Per intenderci Camilla stessa non è più lei, è un idraulico, macellaio, gelataio, una bambina, uno studente, e al contempo è lei, durante e insieme. Proprio come le parole sono le parole dette. Con ogni evidenza sono loro, eppure si adattano modificandosi nel senso, si tolgono senza colpo ferire e col gesto dello zoom aprono focus. Una volta enunciate le parole ritornano contenitori capienti, se necessario generano il contesto stesso, lo colorano, lo riempiono e lo saturano. Per chiudere la partita lo avvolgono nella loro assenza silenziosa o nel loro caotico intercedere, brusio, materia magmatica che si sposta e si forma come acqua, come lava. Acqua o fuoco da toccare e a cui non prestare troppa importanza, perché sono solo enunciati. Vita che si accompagna alla vita come percorso che procede nel percorso. Possibilità recondite.
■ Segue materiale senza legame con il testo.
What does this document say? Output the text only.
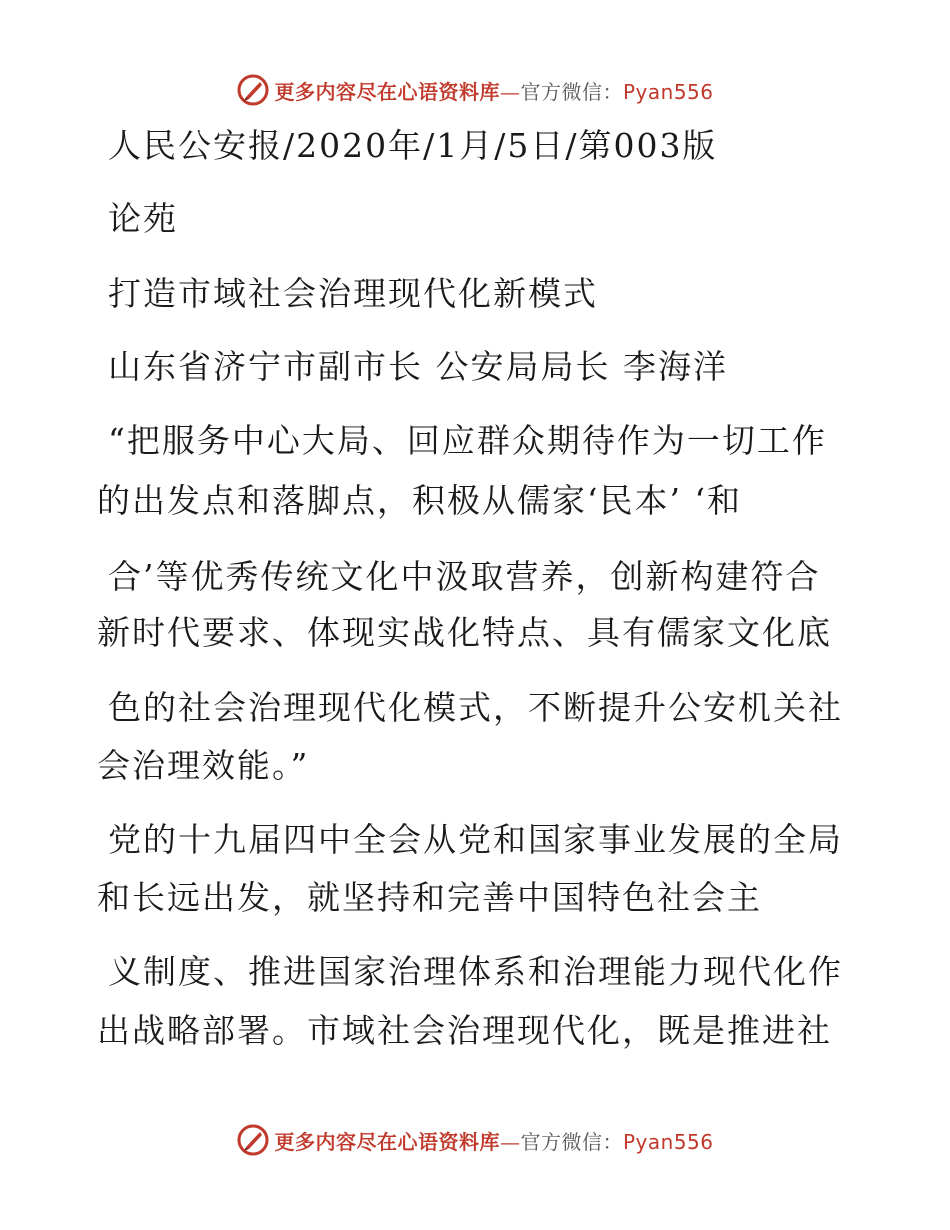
更多内容尽在心语资料库—官方微信：Pyan556
人民公安报/2020年/1月/5日/第003版
论苑
打造市域社会治理现代化新模式
山东省济宁市副市长 公安局局长 李海洋
“把服务中心大局、回应群众期待作为一切工作
的出发点和落脚点，积极从儒家‘民本’ ‘和
合’等优秀传统文化中汲取营养，创新构建符合
新时代要求、体现实战化特点、具有儒家文化底
色的社会治理现代化模式，不断提升公安机关社
会治理效能。”
党的十九届四中全会从党和国家事业发展的全局
和长远出发，就坚持和完善中国特色社会主
义制度、推进国家治理体系和治理能力现代化作
出战略部署。市域社会治理现代化，既是推进社
更多内容尽在心语资料库—官方微信：Pyan556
In questo modo è possibile fruire di micromondi che sono scenari ma non sceneggiature, sono quinte, ma non di teatro, sono opera pittorica ma non quadro, scultura ma non monumento. Mondi possibili che vanno visitati in sogno e in esposizione; che parlano e raccontano dei mondi referenti come le parole parlano di qualcosa di accaduto. Meglio: di accadibile.